Remember: 99.999…% of all the moving parts are hidden from view and beyond your control. You are, essentially, just hoping that you will stumble upon some setting that — for whatever reason — makes a positive difference.
There is no magic tool or set of tools that make diagnosis of bottlenecks possible. There are an infinite number of combinations of hardware and software and thus an infinite number of possible conflicts and thus an infinite number of possible reasons why you are experiencing that one, very specific symptom that is irking you on your unique system.

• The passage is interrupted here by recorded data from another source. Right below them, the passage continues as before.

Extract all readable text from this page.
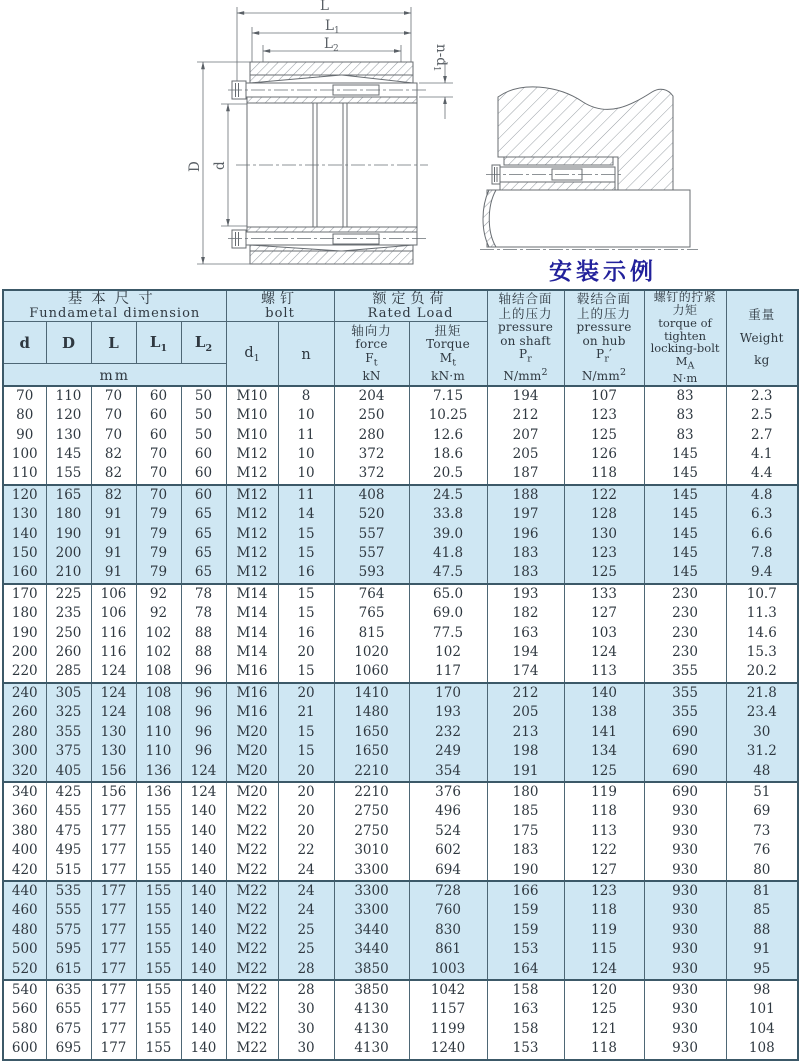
L
$L_1$
$L_2$
D d
$n-d_1$
安装示例
基本尺寸
Fundametal dimension

螺钉
bolt

额定负荷
Rated Load

轴结合面
上的压力
pressure
on shaft
$P_r$
$N/mm^2$

毂结合面
上的压力
pressure
on hub
$P_r'$
$N/mm^2$

螺钉的拧紧
力矩
torque of
tighten
locking-bolt
$M_A$
N·m

重量
Weight
kg

d	D	L	$L_1$	$L_2$	$d_1$	n	
轴向力
force
$F_t$
kN

扭矩
Torque
$M_t$
kN·m

mm												
70	110	70	60	50	M10	8	204	7.15	194	107	83	2.3
80	120	70	60	50	M10	10	250	10.25	212	123	83	2.5
90	130	70	60	50	M10	11	280	12.6	207	125	83	2.7
100	145	82	70	60	M12	10	372	18.6	205	126	145	4.1
110	155	82	70	60	M12	10	372	20.5	187	118	145	4.4
120	165	82	70	60	M12	11	408	24.5	188	122	145	4.8
130	180	91	79	65	M12	14	520	33.8	197	128	145	6.3
140	190	91	79	65	M12	15	557	39.0	196	130	145	6.6
150	200	91	79	65	M12	15	557	41.8	183	123	145	7.8
160	210	91	79	65	M12	16	593	47.5	183	125	145	9.4
170	225	106	92	78	M14	15	764	65.0	193	133	230	10.7
180	235	106	92	78	M14	15	765	69.0	182	127	230	11.3
190	250	116	102	88	M14	16	815	77.5	163	103	230	14.6
200	260	116	102	88	M14	20	1020	102	194	124	230	15.3
220	285	124	108	96	M16	15	1060	117	174	113	355	20.2
240	305	124	108	96	M16	20	1410	170	212	140	355	21.8
260	325	124	108	96	M16	21	1480	193	205	138	355	23.4
280	355	130	110	96	M20	15	1650	232	213	141	690	30
300	375	130	110	96	M20	15	1650	249	198	134	690	31.2
320	405	156	136	124	M20	20	2210	354	191	125	690	48
340	425	156	136	124	M20	20	2210	376	180	119	690	51
360	455	177	155	140	M22	20	2750	496	185	118	930	69
380	475	177	155	140	M22	20	2750	524	175	113	930	73
400	495	177	155	140	M22	22	3010	602	183	122	930	76
420	515	177	155	140	M22	24	3300	694	190	127	930	80
440	535	177	155	140	M22	24	3300	728	166	123	930	81
460	555	177	155	140	M22	24	3300	760	159	118	930	85
480	575	177	155	140	M22	25	3440	830	159	119	930	88
500	595	177	155	140	M22	25	3440	861	153	115	930	91
520	615	177	155	140	M22	28	3850	1003	164	124	930	95
540	635	177	155	140	M22	28	3850	1042	158	120	930	98
560	655	177	155	140	M22	30	4130	1157	163	125	930	101
580	675	177	155	140	M22	30	4130	1199	158	121	930	104
600	695	177	155	140	M22	30	4130	1240	153	118	930	108
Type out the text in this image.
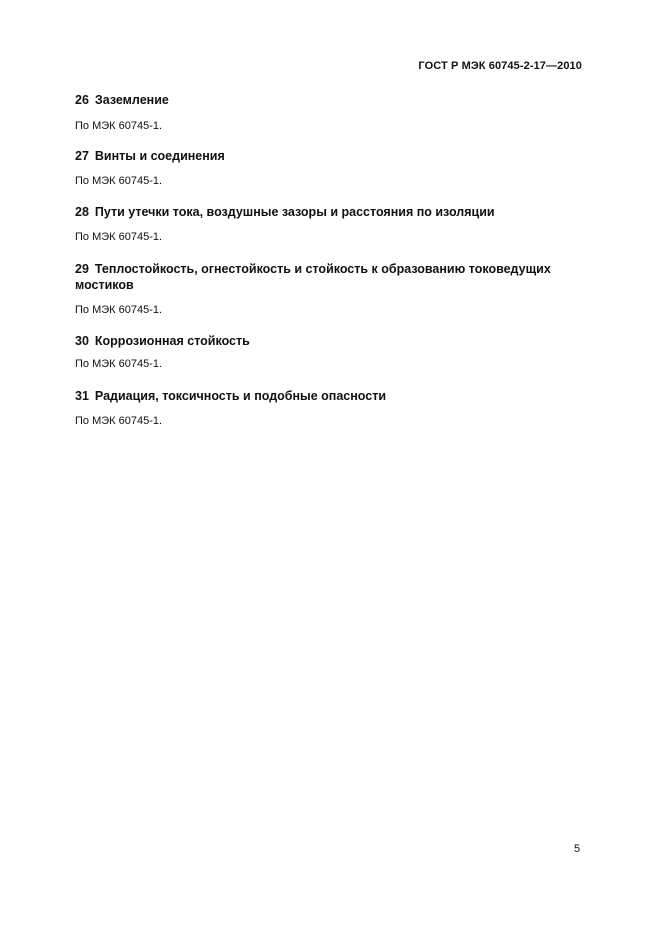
ГОСТ Р МЭК 60745-2-17—2010
26 Заземление
По МЭК 60745-1.
27 Винты и соединения
По МЭК 60745-1.
28 Пути утечки тока, воздушные зазоры и расстояния по изоляции
По МЭК 60745-1.
29 Теплостойкость, огнестойкость и стойкость к образованию токоведущих мостиков
По МЭК 60745-1.
30 Коррозионная стойкость
По МЭК 60745-1.
31 Радиация, токсичность и подобные опасности
По МЭК 60745-1.
5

Even if you can find a way to make it go away, the same problem may not exist (and even if it does, your solution might no longer work) the moment any of your software (operating system, drivers, game code) gets updated. All bets are off, of course, the moment you change any of your hardware. You then start from scratch and do it all over again.
All-in-all optimising an existing system is, to a great extent, a massive waste of time. The Law of Diminishing Returns kicks in instantly. You will probably get 90% of all of the improvements (you are ever going to get) in the first hour of tweaking. You probably will only get another 9% in the next hour. Another 0.9% in the hour after that. Note that these are just percentage improvements, not percentages toward perfection or your goal — those are completely different. A fun way to pass time during a COVID lockdown, but hardly a productive use of your time.
Possibly the best bang-for-buck strategy? Move your graphics quality slider down by 1 notch. Takes all of 10 seconds. Gets you over 90% of the way to where you want to go. Makes the majority of ‘typical’ problems ‘go away’. Call it done and get on with life. IMHO a few extra ‘pretty pixels’ just isn’t worth the grief.